Psicopatologia do fanatismo
Do ponto de vista psicopatológico, todo fanatismo parece ter relação com a fuga da realidade.  A crença cega ou irracional parece loucura quando se manifesta em momentos ou situações específicas, porém se sua inteligência não está afetada, o fanático aparentemente é um sujeito normal. No entanto, torna-se um ser potencialmente explosivo, sobretudo se o fanatismo se combinar com uma inteligência  tecnologicamente preparada. Fanático inteligente é um perigo para a civilização. O terrorismo, por exemplo, que atua com a única meta de destruir inimigos aleatórios é realizado por indivíduos fanáticos cuja inteligência é instrumentada apenas para essa finalidade. No terrorismo é uma das expressões do fanatismo combinado com uma inteligência tecnológico, mas totalmente incapaz de exercitá-la por meios mais racionais, políticos e legais. Para o terrorismo sustentado no fanatismo, os inocentes devem pagar pelos inimigos; a destruição deve ser a única linguagem possível e a construção de um novo projeto político-econômico, não está em questão, porque a realidade no seu todo é forcluída. 

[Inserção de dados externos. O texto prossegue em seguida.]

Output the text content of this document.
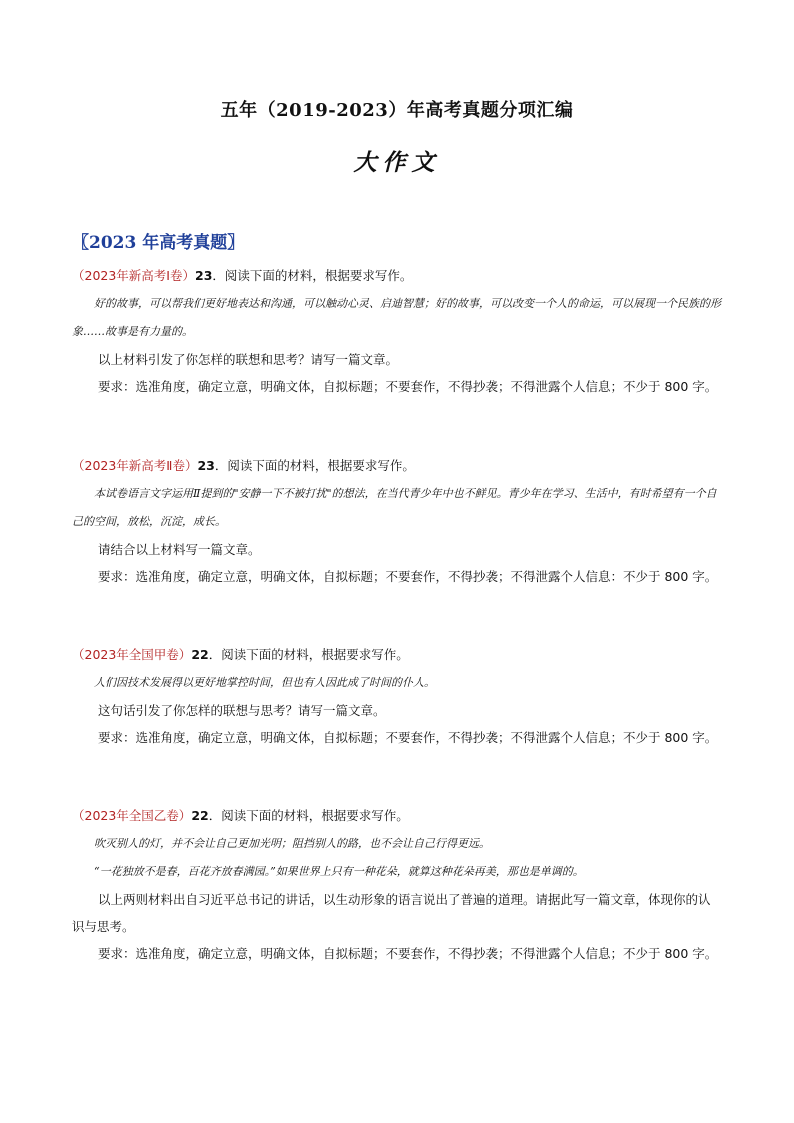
五年（2019-2023）年高考真题分项汇编
大作文
〖2023 年高考真题〗
（2023年新高考Ⅰ卷）23．阅读下面的材料，根据要求写作。

好的故事，可以帮我们更好地表达和沟通，可以触动心灵、启迪智慧；好的故事，可以改变一个人的命运，可以展现一个民族的形象……故事是有力量的。

以上材料引发了你怎样的联想和思考？请写一篇文章。

要求：选准角度，确定立意，明确文体，自拟标题；不要套作，不得抄袭；不得泄露个人信息；不少于 800 字。

（2023年新高考Ⅱ卷）23．阅读下面的材料，根据要求写作。

本试卷语言文字运用Ⅱ提到的"安静一下不被打扰"的想法，在当代青少年中也不鲜见。青少年在学习、生活中，有时希望有一个自己的空间，放松，沉淀，成长。

请结合以上材料写一篇文章。

要求：选准角度，确定立意，明确文体，自拟标题；不要套作，不得抄袭；不得泄露个人信息：不少于 800 字。

（2023年全国甲卷）22．阅读下面的材料，根据要求写作。

人们因技术发展得以更好地掌控时间，但也有人因此成了时间的仆人。

这句话引发了你怎样的联想与思考？请写一篇文章。

要求：选准角度，确定立意，明确文体，自拟标题；不要套作，不得抄袭；不得泄露个人信息；不少于 800 字。

（2023年全国乙卷）22．阅读下面的材料，根据要求写作。

吹灭别人的灯，并不会让自己更加光明；阻挡别人的路，也不会让自己行得更远。

“一花独放不是春，百花齐放春满园。”如果世界上只有一种花朵，就算这种花朵再美，那也是单调的。

以上两则材料出自习近平总书记的讲话，以生动形象的语言说出了普遍的道理。请据此写一篇文章，体现你的认识与思考。

要求：选准角度，确定立意，明确文体，自拟标题；不要套作，不得抄袭；不得泄露个人信息；不少于 800 字。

O fanatismo parece surgir de uma estrutura psicótica. O fato do sujeito se ver como o único que está no lugar de certeza absoluta, de "ter sido escolhido por Deus" para uma missão "x", já constitui sintoma suficiente para muitos psiquiatras diagnosticarem aí uma loucura ou psicose. Mas, seguindo o raciocínio de Freud, vemos que "aquilo que o psicótico paranóico vivencia na própria pele, o parafrênico experiência na pele do outro", ou seja, somos levados a supor que o fanatismo está mais para a parafrenia que para a paranóia. Hitler, antes considerado um paranóico, hoje é mais aceito enquanto parafrênico, pois seus atos indicam sua idéia fixa pela supremacia da raça ariana e a eliminação dos "impuros"; mais ainda, o gozo psíquico do parafrênico não se limita "ser olhado" ou "ser perseguido", tal como acontece com paranóicos, mas sim se desenvolve "uma ação inteligente de perseguição e extermínio de milhares de seres humanos", donde extrai um quantum de gozo sádico. Portanto, deve existir membros de um grupo de fanáticos paranóicos, mas certamente o pior fanático é o determinado pela parafrenia, pois visa de fato destruir em atos calculados "os impuros", "os infiéis", enfim, todos os que não concordam com ele.